Die Deutsche Bundesbank begrüßte in ihrer Stellungnahme die gemeinsame Aufsicht: "Sie ist mit Blick auf die ausgeprägten Verflechtungen europäischer Kreditinstitute und die länderübergreifenden Wirkungen von Bankenkrisen sinnvoll." Allerdings verlangte die Bundesbank auch, dass geldpolitische und aufsichtliche Funktionen "strikt getrennt und die Unabhängigkeit der EZB und ihrer Entscheidungsgremien zweifelfrei gewährleistet werden".

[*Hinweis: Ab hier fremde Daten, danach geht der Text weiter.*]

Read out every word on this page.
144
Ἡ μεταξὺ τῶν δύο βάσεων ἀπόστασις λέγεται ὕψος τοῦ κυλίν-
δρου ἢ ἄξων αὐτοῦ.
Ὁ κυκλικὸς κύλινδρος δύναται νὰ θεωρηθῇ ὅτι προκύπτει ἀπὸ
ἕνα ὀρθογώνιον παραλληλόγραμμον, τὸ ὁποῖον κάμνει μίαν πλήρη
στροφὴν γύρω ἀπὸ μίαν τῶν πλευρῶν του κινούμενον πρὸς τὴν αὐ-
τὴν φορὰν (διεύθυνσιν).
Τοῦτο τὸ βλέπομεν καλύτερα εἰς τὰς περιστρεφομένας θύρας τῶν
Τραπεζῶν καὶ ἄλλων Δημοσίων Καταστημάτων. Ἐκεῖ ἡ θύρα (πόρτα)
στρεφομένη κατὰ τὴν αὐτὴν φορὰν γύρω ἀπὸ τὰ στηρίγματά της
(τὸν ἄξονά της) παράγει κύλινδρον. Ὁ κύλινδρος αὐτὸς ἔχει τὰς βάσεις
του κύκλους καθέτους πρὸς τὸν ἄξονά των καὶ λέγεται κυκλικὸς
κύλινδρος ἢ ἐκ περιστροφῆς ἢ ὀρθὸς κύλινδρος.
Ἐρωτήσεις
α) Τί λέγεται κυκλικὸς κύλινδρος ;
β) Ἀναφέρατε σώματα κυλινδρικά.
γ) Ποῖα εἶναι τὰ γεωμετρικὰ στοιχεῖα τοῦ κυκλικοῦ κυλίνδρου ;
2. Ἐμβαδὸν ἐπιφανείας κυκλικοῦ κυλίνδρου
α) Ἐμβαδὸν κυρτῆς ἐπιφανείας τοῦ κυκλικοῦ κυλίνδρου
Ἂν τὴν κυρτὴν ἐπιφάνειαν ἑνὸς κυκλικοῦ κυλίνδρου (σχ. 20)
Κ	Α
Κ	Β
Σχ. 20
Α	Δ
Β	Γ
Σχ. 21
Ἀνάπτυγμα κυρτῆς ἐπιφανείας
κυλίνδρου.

In diese Richtung argumentierten auch andere Sachverständige in ihren Stellungnahmen. Die Deutsche Kreditwirtschaft, der Zusammenschluss der Bankenverbände, sah ebenfalls den Bedarf "einer klareren Trennung, die sich insbesondere in der organisatorischen und personellen Aufstellung sowie den jeweiligen Befugnissen und Entscheidungsstrukturen innerhalb der EZB niederschlagen muss". Sie vermisste außerdem parlamentarische Kontrolle für die Aufsicht. Der Verband der Auslandsbanken sah seinen Wunsch nach einheitlicher Aufsicht erfüllt und äußerte die Erwartung, dass die EZB in der Lage sein werde, "nationale Interessenkonflikte konstruktiven Lösungen zuzuführen".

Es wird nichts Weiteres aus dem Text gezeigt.